5 Tips and Tricks for Keeping Bugs Out of THE Garden

Mom in the garden

Here in Colorado, the general rule of thumb is not to plant outdoor flowers or veggies until Mother’s Day, because well, we could get a blizzard. This leads to many people starting vegetable gardens in the home and moving them outside. Before you move your plants to the backyard, here are five tips and tricks for keeping bugs out of your garden.

Birds

We have some beautiful birds in Colorado, and they can be attracted to your yard all year round. Keeping a bird bath and feeder can help attract some colorful and very helpful visitors to your yard. Birds eat everything from ticks to Japanese beetles, which have grown in population along the Front Range for over 100 years. Not a native to the United States, the Japanese Beetle has few predators, you being one of them. Some people like to get chickens to help eat bugs in the garden. Chickens may eat your vegetable garden though, so beware. Also be sure to check your local regulations regarding chickens. Roosters for example, are not allowed in Colorado Springs city limits. 

Beneficial Bugs

Most people know that while annoying, not all bugs are “bad.” Spiders for example help catch and rid our home of several bad bugs, but that doesn’t mean you want to invite Charlotte and her many children (spiders can have up to 4,000 babies in their lifetime, check out our article on weird mating habits) to your home. Ladybugs are a great friend to your garden, and who can argue at their cuteness level.  Ladybugs and praying mantis love to eat aphids and the larva of other garden pests. Aphids are one of our biggest pests in the garden. Many garden nurseries sell ladybug colonies.

Plant Garlic & Onion

Garlic not only keeps the vampires at bay, but it also helps out your garden. Planting onion and garlic in between plants that are loved by pests will help keep them away. We have several burrowing pests in the Pikes Peak Region, like voles and the pocket gopher. Planting a circle of these smelly crops around fruit trees will help keep these pests away as well. Not only is garlic and onion beneficial to your garden, but also adds a tasty addition to your garden.  A fun side note, birds do not have taste buds but squirrels do. Help keep squirrels out of your bird food by utilizing hot peppers. The “heat” in peppers is caused by capsaicin and only mammals feel the heat. 

Plant Flowers & Herbs

Some beneficial plants to add to your garden that aren’t garlic and onion include petunias, catnip, and rosemary.  You can plant the lovely petunia flowers near potatoes and beans. These pretty annual flowers keep the Colorado Potato Beetle away.  As you’d imagine, these small striped beetles enjoy eating potato plants but they also enjoy eggplant, peppers, and tomatoes to name a few. Catnip helps keep away aphids. This can, however, attract stray cats in the neighborhood. Lastly, rosemary is a great herb to plant in your garden. Rosemary repels a wide variety of pests including moths, beetles, carrot flies, and even deer. 

Colorado Potato Beetle

Nighttime Hunt

Warmer weather is on its way, so why not grab the kids and go on a nighttime hunt. This can be a fun family bonding activity and a chance to teach your kids about the ecosystem of your garden. We have an abundance of grasshoppers in Colorado, and they tend to lay more eggs when we are in drought conditions. Scientists are predicting a dry few weeks, if not a dry summer, which means a greater number of these hoppy pests. Grasshoppers can eat half their body weight a day, leading to a bare garden very quickly. For example, make a game of it, who can capture the greater number of grasshoppers, or the largest and smallest. If you have any scaly pets, grasshoppers could be a free meal for them, otherwise you can drop the found bugs in soapy water.
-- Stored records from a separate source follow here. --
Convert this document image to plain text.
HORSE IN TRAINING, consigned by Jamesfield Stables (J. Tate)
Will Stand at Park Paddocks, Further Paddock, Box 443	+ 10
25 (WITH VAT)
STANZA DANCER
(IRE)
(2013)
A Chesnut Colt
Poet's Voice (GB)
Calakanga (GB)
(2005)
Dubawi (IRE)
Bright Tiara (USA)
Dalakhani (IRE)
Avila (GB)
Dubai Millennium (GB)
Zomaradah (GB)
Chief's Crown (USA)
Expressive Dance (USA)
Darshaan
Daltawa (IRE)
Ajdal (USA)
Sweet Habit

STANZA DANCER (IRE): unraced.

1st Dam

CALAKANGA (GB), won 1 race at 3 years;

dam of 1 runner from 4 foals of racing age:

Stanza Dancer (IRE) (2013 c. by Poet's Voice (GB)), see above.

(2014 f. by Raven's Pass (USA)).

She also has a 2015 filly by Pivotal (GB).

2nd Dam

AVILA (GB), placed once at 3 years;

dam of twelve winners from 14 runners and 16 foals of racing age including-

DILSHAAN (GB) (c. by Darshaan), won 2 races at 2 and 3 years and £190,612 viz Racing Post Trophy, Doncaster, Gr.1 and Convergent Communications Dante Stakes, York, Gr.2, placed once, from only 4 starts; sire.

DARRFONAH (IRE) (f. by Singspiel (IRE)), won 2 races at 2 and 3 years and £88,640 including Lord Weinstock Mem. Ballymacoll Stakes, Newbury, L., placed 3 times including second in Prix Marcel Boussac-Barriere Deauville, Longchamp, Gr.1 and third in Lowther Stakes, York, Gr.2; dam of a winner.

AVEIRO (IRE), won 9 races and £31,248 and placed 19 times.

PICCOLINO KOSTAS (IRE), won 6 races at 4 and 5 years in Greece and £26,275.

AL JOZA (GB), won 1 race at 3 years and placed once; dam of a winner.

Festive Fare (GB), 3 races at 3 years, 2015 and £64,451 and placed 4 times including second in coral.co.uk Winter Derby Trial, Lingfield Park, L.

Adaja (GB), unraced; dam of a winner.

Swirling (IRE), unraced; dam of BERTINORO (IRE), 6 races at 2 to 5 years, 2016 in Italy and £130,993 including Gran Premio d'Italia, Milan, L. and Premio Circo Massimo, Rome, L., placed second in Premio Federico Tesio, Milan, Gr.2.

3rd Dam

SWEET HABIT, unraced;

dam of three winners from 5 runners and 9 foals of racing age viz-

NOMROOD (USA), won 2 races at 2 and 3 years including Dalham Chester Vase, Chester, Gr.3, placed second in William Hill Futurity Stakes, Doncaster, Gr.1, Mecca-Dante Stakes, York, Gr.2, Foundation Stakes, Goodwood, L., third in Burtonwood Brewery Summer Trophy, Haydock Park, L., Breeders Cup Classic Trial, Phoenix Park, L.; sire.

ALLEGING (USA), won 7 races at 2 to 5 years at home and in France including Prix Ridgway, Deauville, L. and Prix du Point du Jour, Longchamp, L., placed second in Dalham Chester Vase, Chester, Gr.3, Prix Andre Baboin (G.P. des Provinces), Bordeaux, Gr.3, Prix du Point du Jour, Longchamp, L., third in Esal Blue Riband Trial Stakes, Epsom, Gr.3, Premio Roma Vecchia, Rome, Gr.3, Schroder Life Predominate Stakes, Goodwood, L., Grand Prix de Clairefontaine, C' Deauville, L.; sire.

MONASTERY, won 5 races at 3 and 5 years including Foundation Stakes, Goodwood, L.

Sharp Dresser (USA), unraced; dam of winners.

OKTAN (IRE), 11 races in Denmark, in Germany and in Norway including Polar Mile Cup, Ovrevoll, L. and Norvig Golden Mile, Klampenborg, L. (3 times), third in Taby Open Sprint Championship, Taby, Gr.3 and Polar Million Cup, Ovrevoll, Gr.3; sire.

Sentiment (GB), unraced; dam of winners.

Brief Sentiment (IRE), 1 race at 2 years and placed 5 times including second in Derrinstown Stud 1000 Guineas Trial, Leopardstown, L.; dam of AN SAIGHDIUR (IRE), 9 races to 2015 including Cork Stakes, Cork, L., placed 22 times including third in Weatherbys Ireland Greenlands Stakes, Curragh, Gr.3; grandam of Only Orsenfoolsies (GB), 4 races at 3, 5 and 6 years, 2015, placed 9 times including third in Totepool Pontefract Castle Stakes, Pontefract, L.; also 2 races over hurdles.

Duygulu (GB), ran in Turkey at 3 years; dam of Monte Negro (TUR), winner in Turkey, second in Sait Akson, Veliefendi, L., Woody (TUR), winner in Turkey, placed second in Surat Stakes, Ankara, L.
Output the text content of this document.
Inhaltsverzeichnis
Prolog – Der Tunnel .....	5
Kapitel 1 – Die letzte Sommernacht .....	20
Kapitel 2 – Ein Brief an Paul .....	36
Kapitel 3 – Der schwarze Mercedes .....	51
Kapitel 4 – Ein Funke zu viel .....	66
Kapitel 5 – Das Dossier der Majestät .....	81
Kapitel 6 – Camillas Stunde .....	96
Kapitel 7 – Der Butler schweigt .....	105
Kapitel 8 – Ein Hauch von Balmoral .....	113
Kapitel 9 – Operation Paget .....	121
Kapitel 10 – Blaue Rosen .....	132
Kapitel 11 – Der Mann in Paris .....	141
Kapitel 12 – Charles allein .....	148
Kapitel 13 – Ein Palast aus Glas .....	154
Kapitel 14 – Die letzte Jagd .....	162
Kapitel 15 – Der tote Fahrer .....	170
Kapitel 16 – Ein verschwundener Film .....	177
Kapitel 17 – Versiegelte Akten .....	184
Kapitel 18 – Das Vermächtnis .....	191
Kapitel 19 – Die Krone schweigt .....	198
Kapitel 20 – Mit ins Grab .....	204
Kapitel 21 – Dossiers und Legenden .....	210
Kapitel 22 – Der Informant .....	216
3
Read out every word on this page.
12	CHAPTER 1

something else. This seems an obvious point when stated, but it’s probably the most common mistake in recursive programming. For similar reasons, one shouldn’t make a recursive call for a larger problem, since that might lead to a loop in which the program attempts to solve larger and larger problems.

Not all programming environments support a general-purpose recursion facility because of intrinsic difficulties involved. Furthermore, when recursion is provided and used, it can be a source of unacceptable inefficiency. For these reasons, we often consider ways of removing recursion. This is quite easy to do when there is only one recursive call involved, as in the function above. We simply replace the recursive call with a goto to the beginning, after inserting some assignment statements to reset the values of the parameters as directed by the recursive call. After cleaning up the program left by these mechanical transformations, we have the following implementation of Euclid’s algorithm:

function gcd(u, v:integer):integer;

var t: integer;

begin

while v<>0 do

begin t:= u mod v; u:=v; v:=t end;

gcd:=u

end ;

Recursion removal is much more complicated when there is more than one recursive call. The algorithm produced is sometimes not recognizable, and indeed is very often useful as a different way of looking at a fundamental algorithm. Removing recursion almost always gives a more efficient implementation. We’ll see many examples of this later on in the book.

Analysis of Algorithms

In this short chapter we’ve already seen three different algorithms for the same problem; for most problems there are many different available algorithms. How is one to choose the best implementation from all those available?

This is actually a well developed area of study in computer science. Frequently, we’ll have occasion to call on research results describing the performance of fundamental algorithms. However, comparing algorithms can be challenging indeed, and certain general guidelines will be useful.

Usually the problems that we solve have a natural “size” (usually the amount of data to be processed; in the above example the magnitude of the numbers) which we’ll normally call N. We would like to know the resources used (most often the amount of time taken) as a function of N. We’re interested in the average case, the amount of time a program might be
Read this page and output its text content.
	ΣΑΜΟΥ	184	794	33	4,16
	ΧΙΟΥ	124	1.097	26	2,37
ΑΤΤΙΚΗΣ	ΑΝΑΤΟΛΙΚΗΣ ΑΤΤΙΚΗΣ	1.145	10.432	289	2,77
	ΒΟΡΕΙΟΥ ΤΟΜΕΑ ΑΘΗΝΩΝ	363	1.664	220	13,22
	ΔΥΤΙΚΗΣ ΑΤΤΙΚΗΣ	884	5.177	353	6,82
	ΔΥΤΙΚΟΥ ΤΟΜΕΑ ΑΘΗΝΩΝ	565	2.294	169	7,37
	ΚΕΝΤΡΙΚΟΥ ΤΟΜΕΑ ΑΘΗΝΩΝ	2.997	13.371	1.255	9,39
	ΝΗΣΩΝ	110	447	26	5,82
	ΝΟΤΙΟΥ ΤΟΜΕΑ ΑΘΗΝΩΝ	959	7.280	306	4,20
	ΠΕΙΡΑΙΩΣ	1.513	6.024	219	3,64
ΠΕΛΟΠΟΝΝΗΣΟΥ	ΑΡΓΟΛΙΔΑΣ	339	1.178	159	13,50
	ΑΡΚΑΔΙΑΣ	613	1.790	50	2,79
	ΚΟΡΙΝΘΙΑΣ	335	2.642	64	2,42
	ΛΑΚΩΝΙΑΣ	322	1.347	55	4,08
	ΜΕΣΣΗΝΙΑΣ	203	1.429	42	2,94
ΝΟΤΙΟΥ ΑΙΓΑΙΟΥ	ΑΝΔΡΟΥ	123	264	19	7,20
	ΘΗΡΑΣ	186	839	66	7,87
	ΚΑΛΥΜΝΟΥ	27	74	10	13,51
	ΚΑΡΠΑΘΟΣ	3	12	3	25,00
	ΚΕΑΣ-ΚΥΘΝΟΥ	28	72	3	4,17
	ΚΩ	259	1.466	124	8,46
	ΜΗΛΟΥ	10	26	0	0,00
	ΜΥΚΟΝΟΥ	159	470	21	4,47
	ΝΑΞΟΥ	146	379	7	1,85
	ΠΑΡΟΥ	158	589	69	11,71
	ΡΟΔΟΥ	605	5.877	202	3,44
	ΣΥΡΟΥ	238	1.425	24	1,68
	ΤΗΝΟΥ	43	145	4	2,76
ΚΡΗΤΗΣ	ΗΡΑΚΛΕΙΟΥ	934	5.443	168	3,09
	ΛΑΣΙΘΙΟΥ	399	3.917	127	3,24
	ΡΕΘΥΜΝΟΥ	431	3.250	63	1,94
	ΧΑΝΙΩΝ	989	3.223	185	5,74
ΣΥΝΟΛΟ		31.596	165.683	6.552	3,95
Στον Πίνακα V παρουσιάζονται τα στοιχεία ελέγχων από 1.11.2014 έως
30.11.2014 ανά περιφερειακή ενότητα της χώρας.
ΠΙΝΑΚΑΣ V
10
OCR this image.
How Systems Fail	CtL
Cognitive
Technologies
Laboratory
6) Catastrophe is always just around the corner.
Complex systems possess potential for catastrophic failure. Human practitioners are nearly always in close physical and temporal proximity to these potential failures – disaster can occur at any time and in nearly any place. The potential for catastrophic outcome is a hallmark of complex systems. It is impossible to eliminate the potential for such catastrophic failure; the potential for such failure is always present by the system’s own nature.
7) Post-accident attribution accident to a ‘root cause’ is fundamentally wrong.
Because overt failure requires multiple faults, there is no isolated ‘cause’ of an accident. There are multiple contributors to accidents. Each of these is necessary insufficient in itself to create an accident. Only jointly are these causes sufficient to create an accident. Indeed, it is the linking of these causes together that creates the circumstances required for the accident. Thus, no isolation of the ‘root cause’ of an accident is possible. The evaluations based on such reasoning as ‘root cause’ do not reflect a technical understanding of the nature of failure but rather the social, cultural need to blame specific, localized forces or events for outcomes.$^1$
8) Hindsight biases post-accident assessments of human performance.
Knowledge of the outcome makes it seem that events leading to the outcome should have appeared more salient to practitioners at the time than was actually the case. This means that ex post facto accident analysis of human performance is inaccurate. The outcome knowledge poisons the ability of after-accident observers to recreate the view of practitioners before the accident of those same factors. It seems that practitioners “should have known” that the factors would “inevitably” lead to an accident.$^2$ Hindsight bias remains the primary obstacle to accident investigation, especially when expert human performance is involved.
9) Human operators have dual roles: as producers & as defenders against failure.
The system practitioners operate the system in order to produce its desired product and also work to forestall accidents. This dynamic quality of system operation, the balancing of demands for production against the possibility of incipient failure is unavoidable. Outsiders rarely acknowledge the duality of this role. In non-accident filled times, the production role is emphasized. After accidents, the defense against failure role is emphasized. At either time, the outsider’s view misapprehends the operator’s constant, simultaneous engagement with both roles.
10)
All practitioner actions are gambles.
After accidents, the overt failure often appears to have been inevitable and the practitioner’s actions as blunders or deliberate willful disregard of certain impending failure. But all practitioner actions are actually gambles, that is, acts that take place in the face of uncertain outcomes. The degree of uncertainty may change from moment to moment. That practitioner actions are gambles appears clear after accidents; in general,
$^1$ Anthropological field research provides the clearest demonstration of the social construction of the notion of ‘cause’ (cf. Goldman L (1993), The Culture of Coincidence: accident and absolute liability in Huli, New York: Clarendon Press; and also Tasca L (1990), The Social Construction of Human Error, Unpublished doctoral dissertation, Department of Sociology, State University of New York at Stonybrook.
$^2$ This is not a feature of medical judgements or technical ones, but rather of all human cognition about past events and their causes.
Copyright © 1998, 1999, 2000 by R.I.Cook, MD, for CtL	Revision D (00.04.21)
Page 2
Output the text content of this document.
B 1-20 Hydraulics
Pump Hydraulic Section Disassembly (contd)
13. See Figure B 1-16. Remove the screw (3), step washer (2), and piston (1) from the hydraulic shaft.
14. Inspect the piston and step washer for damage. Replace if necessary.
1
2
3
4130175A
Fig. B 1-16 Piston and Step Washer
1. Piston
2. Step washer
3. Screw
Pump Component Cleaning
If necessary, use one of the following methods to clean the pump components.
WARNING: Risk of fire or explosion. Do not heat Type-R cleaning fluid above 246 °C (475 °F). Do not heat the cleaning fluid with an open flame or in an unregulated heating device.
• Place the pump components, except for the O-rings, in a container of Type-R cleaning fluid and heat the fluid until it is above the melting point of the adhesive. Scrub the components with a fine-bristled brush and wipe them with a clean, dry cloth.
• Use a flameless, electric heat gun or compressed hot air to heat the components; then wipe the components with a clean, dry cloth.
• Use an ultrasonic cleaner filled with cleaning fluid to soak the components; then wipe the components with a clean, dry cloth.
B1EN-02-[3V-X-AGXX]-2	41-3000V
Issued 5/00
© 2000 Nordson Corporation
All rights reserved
Catching bugs not your thing? Consider adding a bat house to your yard. You can build your own or buy one. Bats are nature’s pest control, consuming thousands of bugs every night. When adding a bat house to your property, we suggest not attaching it to a tree or to your home. Placing the bat house on your home could be an invitation to your attic. They should be about 10-15 feet off the ground on a pole. Here are the instructions for building one.

Now that you know some great ways to keep your garden free from pests, go plant your garden. May your thumb be green, and your crops full and delicious!